Una nueva junta directiva en el palco y el retorno de un más que conocido técnico, el solvente Valverde, son los ingredientes que concitarán las primeras miradas del público y la prensa que se acerque al coliseo bilbaíno. Unas novedades –salvo que nos sorprendan con inesperadas caras nuevas en las próximas horas– que pasarán a mejor vida cuando el esférico se ponga en movimiento.

Hasta aquí, lo previsto. Mas se puede realizar un ejercicio de prospección en el corazón de quienes aman a este club y aventurarse a afirmar que socios y aficionados anhelan (otro asunto es que lo esperen) un Athletic que ofrezca ese algo que devuelva la autoestima.

Murió en 1910 y seguramente no escuchó hablar del Athletic jamás, pero Mark Twain llevaba como bandera personal un fulgor del que hacían gala los integrantes de aquel equipo de comienzos del XX que siempre competía de tú a tú con cuantos se rivales se ponían frente a él. Dejó para la historia numerosos pensamientos que aún se citan. Esas píldoras que sirven, a menudo, como espoleta en la vida de muchas personas. Una de las más célebres del escritor sureño estadounidense habla de que “no es el tamaño del perro en la pelea, sino el tamaño de la pelea en el perro”.

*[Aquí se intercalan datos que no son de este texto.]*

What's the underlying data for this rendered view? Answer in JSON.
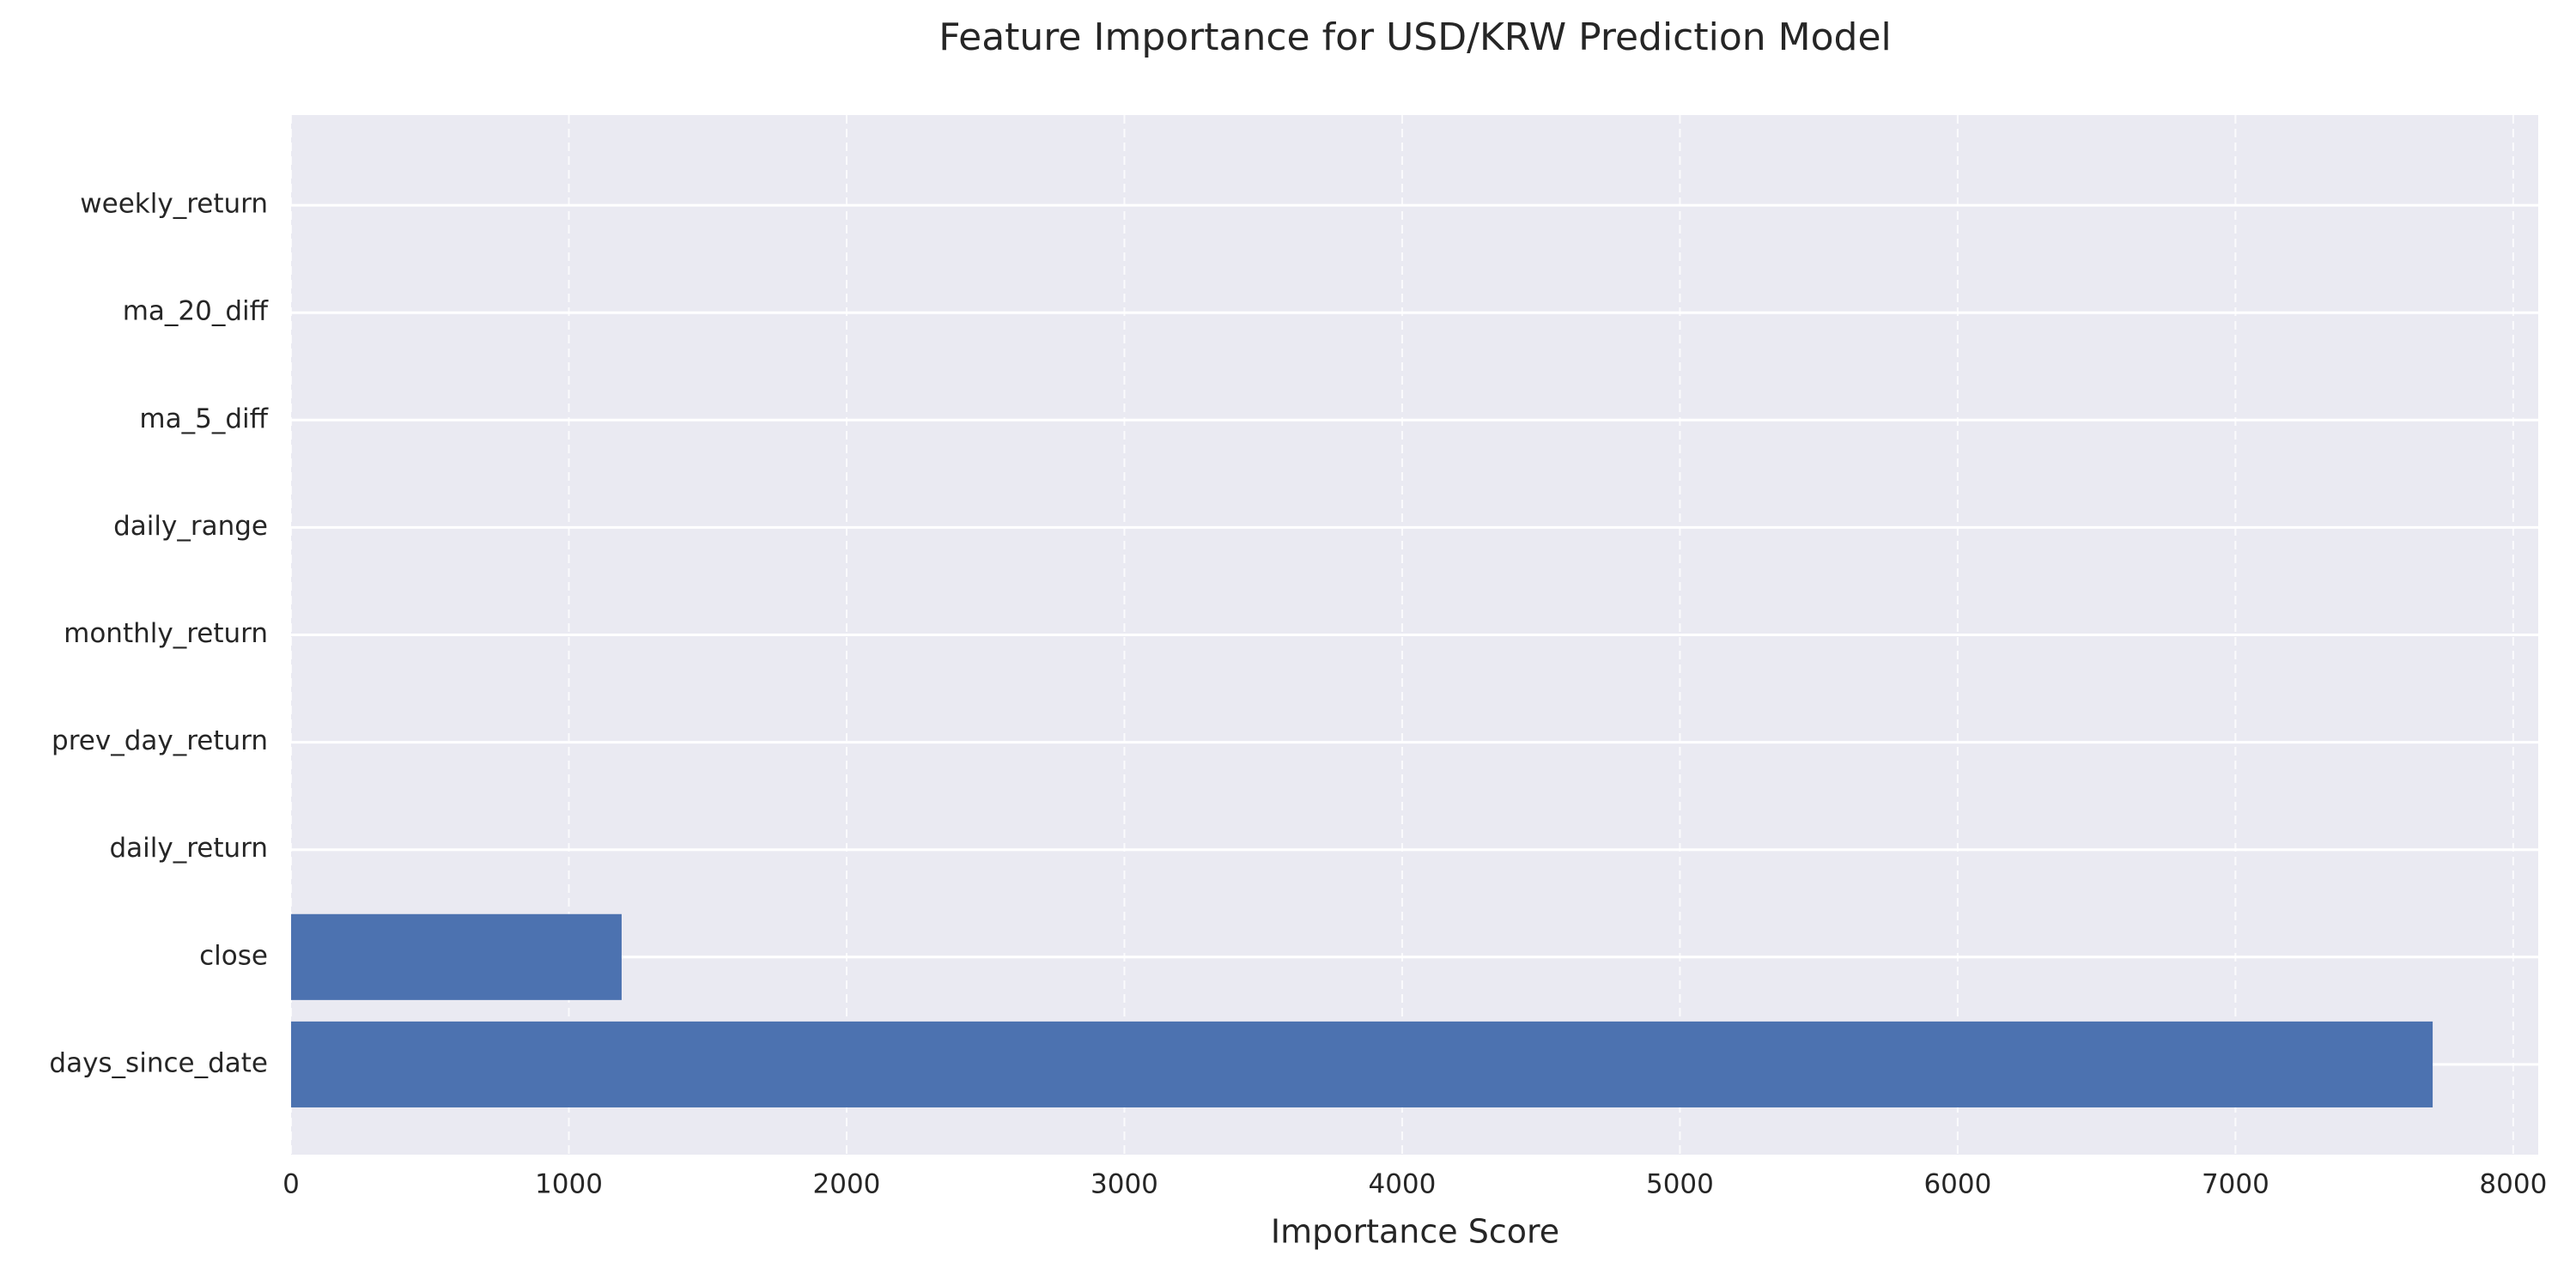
{
  "chart_data": {
    "type": "barh",
    "title": "Feature Importance for USD/KRW Prediction Model",
    "xlabel": "Importance Score",
    "categories": [
      "days_since_date",
      "close",
      "daily_return",
      "prev_day_return",
      "monthly_return",
      "daily_range",
      "ma_5_diff",
      "ma_20_diff",
      "weekly_return"
    ],
    "values": [
      7710,
      1190,
      0,
      0,
      0,
      0,
      0,
      0,
      0
    ],
    "color": "#4c72b0",
    "xlim": [
      0,
      8090
    ],
    "xticks": [
      0,
      1000,
      2000,
      3000,
      4000,
      5000,
      6000,
      7000,
      8000
    ],
    "grid": true
  }
}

Conocer a Ernesto Valverde es saber que con su contratación el Athletic se hacía con un conductor con las habilidades suficientes para llevar al equipo a terrenos competitivos. Números cantan. Ahora bien, en un momento como el actual en el que el propio ritmo del fútbol está definiendo cada vez más los distintos niveles en los que se van a mover las entidades en los próximos años, el Athletic precisa que el tamaño de la pelea del perro crezca. Más allá de cómo sea el realmente el can respecto a quienes le vayan a plantar cara.

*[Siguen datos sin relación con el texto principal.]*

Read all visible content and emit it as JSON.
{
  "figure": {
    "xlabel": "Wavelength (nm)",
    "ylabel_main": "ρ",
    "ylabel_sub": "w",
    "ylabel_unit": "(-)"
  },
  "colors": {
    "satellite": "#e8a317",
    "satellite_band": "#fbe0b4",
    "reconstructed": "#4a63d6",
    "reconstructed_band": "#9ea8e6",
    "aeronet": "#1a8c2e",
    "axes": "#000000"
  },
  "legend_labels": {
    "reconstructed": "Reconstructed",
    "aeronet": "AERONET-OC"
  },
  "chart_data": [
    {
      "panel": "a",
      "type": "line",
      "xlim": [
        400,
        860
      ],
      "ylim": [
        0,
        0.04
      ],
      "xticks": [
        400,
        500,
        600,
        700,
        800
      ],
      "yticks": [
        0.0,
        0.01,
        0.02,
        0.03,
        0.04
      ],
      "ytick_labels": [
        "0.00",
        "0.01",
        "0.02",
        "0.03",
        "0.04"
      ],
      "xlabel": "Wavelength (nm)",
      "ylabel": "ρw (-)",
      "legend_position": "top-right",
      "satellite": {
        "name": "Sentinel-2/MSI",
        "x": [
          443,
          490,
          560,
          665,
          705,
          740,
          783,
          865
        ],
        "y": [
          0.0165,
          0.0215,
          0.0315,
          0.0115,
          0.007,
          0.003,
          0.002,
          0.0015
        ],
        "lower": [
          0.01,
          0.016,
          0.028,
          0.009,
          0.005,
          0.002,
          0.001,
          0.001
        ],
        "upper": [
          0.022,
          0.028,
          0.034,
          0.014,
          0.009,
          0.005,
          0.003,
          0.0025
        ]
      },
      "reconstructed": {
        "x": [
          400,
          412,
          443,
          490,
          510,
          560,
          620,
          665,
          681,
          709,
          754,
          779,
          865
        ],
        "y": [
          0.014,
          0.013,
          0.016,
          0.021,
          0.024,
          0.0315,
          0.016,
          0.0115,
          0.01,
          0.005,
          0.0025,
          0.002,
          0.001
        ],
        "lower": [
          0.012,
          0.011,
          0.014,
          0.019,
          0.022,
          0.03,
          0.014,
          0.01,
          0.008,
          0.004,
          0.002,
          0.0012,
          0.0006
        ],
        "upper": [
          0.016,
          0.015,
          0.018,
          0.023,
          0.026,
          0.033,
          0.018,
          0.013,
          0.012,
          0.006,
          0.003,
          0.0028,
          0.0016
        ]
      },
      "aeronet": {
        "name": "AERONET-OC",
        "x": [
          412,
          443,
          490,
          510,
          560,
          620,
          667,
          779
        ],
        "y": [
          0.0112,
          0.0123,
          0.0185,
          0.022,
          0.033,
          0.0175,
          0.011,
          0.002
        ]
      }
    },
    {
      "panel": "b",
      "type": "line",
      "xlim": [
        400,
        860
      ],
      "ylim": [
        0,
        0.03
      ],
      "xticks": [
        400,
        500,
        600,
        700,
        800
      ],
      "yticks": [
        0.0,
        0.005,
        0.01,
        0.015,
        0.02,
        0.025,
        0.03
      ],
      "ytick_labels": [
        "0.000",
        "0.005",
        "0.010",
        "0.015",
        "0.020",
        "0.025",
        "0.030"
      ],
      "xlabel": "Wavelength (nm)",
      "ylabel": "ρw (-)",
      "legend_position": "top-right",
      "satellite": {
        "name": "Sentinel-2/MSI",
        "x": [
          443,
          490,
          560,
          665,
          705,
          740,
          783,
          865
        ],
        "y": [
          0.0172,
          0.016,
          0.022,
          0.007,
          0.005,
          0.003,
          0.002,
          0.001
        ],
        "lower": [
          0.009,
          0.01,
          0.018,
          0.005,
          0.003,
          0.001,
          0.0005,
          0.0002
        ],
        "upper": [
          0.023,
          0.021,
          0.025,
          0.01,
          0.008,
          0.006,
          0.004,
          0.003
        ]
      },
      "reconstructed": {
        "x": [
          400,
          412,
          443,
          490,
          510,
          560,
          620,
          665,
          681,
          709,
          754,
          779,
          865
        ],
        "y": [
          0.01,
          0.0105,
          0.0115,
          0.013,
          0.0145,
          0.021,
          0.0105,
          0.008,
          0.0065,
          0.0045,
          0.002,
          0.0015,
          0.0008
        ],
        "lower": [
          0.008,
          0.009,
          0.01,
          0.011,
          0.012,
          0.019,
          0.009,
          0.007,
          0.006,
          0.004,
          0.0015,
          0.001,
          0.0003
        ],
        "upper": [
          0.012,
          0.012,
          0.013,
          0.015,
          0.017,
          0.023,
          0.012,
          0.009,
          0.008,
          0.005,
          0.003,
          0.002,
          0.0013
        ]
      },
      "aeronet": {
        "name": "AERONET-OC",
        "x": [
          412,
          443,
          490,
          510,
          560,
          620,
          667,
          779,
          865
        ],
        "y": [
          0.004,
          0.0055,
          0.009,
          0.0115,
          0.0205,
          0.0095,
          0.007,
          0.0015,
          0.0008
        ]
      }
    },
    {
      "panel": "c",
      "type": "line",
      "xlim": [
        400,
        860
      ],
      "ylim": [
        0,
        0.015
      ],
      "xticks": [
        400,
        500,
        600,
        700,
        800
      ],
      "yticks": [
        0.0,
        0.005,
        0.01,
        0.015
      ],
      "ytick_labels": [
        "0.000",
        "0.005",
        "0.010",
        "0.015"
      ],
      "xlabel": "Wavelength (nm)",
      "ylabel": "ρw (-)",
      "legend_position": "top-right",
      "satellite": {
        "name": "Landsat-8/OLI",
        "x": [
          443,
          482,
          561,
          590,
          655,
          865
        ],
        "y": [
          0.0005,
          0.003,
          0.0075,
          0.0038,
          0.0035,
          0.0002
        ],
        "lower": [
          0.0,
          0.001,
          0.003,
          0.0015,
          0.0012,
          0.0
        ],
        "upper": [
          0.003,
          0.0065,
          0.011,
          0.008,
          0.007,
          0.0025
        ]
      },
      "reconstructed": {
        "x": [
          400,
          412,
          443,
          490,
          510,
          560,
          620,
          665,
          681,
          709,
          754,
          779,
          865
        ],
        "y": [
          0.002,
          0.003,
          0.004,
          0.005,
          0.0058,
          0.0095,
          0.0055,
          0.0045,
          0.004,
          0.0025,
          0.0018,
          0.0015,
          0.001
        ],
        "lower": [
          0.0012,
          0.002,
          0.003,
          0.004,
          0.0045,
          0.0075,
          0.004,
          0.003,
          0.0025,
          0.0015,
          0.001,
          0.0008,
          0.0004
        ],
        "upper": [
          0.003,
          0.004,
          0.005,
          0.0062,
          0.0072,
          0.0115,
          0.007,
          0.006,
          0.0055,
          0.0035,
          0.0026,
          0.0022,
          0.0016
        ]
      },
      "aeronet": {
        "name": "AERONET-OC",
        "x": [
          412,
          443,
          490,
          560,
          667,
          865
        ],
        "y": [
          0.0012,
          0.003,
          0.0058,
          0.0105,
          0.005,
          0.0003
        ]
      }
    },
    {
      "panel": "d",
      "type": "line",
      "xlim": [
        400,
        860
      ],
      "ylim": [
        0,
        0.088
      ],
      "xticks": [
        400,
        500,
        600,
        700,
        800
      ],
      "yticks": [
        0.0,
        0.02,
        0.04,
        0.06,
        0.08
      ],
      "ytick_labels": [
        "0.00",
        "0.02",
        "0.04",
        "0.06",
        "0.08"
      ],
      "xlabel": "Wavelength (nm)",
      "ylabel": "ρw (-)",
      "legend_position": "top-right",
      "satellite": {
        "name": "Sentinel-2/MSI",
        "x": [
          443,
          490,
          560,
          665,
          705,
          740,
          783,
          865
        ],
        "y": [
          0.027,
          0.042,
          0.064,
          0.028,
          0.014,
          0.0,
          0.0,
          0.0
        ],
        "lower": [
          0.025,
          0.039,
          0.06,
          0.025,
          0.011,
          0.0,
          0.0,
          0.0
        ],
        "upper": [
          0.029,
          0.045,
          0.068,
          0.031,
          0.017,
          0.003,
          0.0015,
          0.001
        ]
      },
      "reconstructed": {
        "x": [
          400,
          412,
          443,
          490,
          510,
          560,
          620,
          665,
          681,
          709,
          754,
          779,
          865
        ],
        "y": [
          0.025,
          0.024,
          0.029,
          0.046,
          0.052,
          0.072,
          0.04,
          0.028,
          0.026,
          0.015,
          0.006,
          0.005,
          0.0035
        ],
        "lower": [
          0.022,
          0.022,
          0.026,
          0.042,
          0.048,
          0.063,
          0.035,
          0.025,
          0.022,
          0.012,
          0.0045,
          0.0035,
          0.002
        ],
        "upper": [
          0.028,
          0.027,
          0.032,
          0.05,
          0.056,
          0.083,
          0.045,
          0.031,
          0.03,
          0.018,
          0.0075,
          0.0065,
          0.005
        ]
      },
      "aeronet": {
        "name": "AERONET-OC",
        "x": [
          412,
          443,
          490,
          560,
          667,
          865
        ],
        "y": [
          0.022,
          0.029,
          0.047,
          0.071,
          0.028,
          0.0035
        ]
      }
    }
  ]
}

La recomposición de los esquemas de juego, la reasignación de determinados roles en los jugadores y el acierto en las decisiones de los descartes forman parte del crecimiento del grupo que lidera el Txingurri. Pero el espíritu que sea capaz de dotar el hombre tranquilo a ese vestuario, el desparpajo con el que salgan al campo los 11 elegidos y sus recambios, la conciencia de que cualquier batalla hay que previsualizarla como exitosa, hará posible que el Athletic dé un salto cualitativo en su desempeño.

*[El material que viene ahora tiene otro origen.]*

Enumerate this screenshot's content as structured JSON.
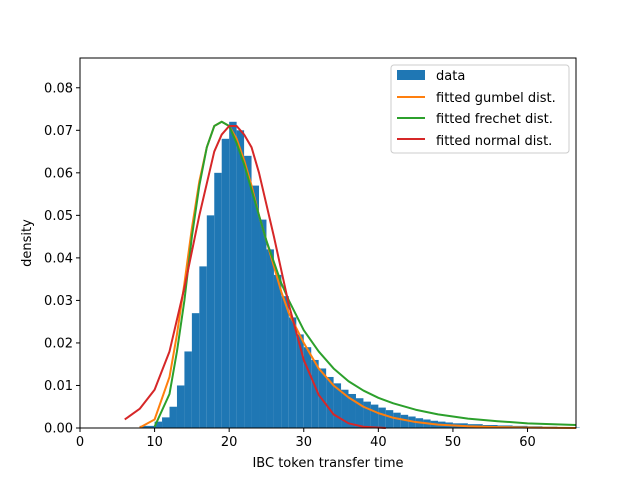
{
  "chart_data": {
    "type": "histogram",
    "xlabel": "IBC token transfer time",
    "ylabel": "density",
    "xlim": [
      0,
      66.5
    ],
    "ylim": [
      0,
      0.087
    ],
    "xticks": [
      "0",
      "10",
      "20",
      "30",
      "40",
      "50",
      "60"
    ],
    "yticks": [
      "0.00",
      "0.01",
      "0.02",
      "0.03",
      "0.04",
      "0.05",
      "0.06",
      "0.07",
      "0.08"
    ],
    "grid": false,
    "legend_position": "top-right",
    "histogram": {
      "name": "data",
      "color": "#1f77b4",
      "bins": [
        {
          "x": 8,
          "y": 0.0005
        },
        {
          "x": 10,
          "y": 0.0015
        },
        {
          "x": 11,
          "y": 0.0025
        },
        {
          "x": 12,
          "y": 0.005
        },
        {
          "x": 13,
          "y": 0.01
        },
        {
          "x": 14,
          "y": 0.018
        },
        {
          "x": 15,
          "y": 0.027
        },
        {
          "x": 16,
          "y": 0.038
        },
        {
          "x": 17,
          "y": 0.05
        },
        {
          "x": 18,
          "y": 0.06
        },
        {
          "x": 19,
          "y": 0.068
        },
        {
          "x": 20,
          "y": 0.072
        },
        {
          "x": 21,
          "y": 0.07
        },
        {
          "x": 22,
          "y": 0.064
        },
        {
          "x": 23,
          "y": 0.057
        },
        {
          "x": 24,
          "y": 0.049
        },
        {
          "x": 25,
          "y": 0.042
        },
        {
          "x": 26,
          "y": 0.036
        },
        {
          "x": 27,
          "y": 0.031
        },
        {
          "x": 28,
          "y": 0.026
        },
        {
          "x": 29,
          "y": 0.022
        },
        {
          "x": 30,
          "y": 0.019
        },
        {
          "x": 31,
          "y": 0.016
        },
        {
          "x": 32,
          "y": 0.014
        },
        {
          "x": 33,
          "y": 0.012
        },
        {
          "x": 34,
          "y": 0.0105
        },
        {
          "x": 35,
          "y": 0.009
        },
        {
          "x": 36,
          "y": 0.008
        },
        {
          "x": 37,
          "y": 0.007
        },
        {
          "x": 38,
          "y": 0.0062
        },
        {
          "x": 39,
          "y": 0.0055
        },
        {
          "x": 40,
          "y": 0.0048
        },
        {
          "x": 41,
          "y": 0.0042
        },
        {
          "x": 42,
          "y": 0.0036
        },
        {
          "x": 43,
          "y": 0.0031
        },
        {
          "x": 44,
          "y": 0.0027
        },
        {
          "x": 45,
          "y": 0.0023
        },
        {
          "x": 46,
          "y": 0.002
        },
        {
          "x": 47,
          "y": 0.0017
        },
        {
          "x": 48,
          "y": 0.0015
        },
        {
          "x": 49,
          "y": 0.0013
        },
        {
          "x": 50,
          "y": 0.0011
        },
        {
          "x": 52,
          "y": 0.0009
        },
        {
          "x": 54,
          "y": 0.0007
        },
        {
          "x": 56,
          "y": 0.0006
        },
        {
          "x": 58,
          "y": 0.0005
        },
        {
          "x": 60,
          "y": 0.0004
        },
        {
          "x": 62,
          "y": 0.0003
        },
        {
          "x": 64,
          "y": 0.0002
        },
        {
          "x": 66,
          "y": 0.0001
        }
      ]
    },
    "series": [
      {
        "name": "fitted gumbel dist.",
        "color": "#ff7f0e",
        "x": [
          8,
          10,
          12,
          13,
          14,
          15,
          16,
          17,
          18,
          19,
          20,
          21,
          22,
          23,
          24,
          25,
          26,
          27,
          28,
          30,
          32,
          34,
          36,
          38,
          40,
          42,
          45,
          48,
          52,
          56,
          60,
          66.5
        ],
        "y": [
          0.0001,
          0.002,
          0.012,
          0.022,
          0.034,
          0.047,
          0.058,
          0.066,
          0.071,
          0.072,
          0.071,
          0.068,
          0.063,
          0.057,
          0.05,
          0.044,
          0.038,
          0.032,
          0.027,
          0.02,
          0.014,
          0.01,
          0.0072,
          0.005,
          0.0035,
          0.0024,
          0.0014,
          0.0008,
          0.0004,
          0.0002,
          0.0001,
          0.0
        ]
      },
      {
        "name": "fitted frechet dist.",
        "color": "#2ca02c",
        "x": [
          10,
          12,
          13,
          14,
          15,
          16,
          17,
          18,
          19,
          20,
          21,
          22,
          23,
          24,
          25,
          26,
          27,
          28,
          30,
          32,
          34,
          36,
          38,
          40,
          42,
          45,
          48,
          52,
          56,
          60,
          66.5
        ],
        "y": [
          0.0003,
          0.008,
          0.018,
          0.03,
          0.045,
          0.057,
          0.066,
          0.071,
          0.072,
          0.071,
          0.067,
          0.062,
          0.056,
          0.05,
          0.044,
          0.039,
          0.034,
          0.03,
          0.023,
          0.018,
          0.014,
          0.011,
          0.0088,
          0.0071,
          0.0058,
          0.0043,
          0.0032,
          0.0022,
          0.0016,
          0.0011,
          0.0007
        ]
      },
      {
        "name": "fitted normal dist.",
        "color": "#d62728",
        "x": [
          6,
          8,
          10,
          12,
          14,
          16,
          18,
          19,
          20,
          21,
          22,
          23,
          24,
          26,
          28,
          30,
          32,
          34,
          36,
          38,
          40,
          41
        ],
        "y": [
          0.002,
          0.0045,
          0.009,
          0.018,
          0.033,
          0.05,
          0.065,
          0.069,
          0.071,
          0.071,
          0.069,
          0.066,
          0.06,
          0.045,
          0.029,
          0.016,
          0.0078,
          0.0032,
          0.0011,
          0.0003,
          0.0001,
          0.0
        ]
      }
    ]
  }
}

El tamaño de la pelea del perro hará que los leones a su cargo descubran que algo más que “intentar entrar en Europa” es realizable. Urge que Valverde se vista de Twain y que de esta manera un club como el de San Mamés vuelva a aparecer en los pensamientos de quienes hacen los pronósticos cada comienzo de campaña. El fútbol no espera y viaja en Alta Velocidad.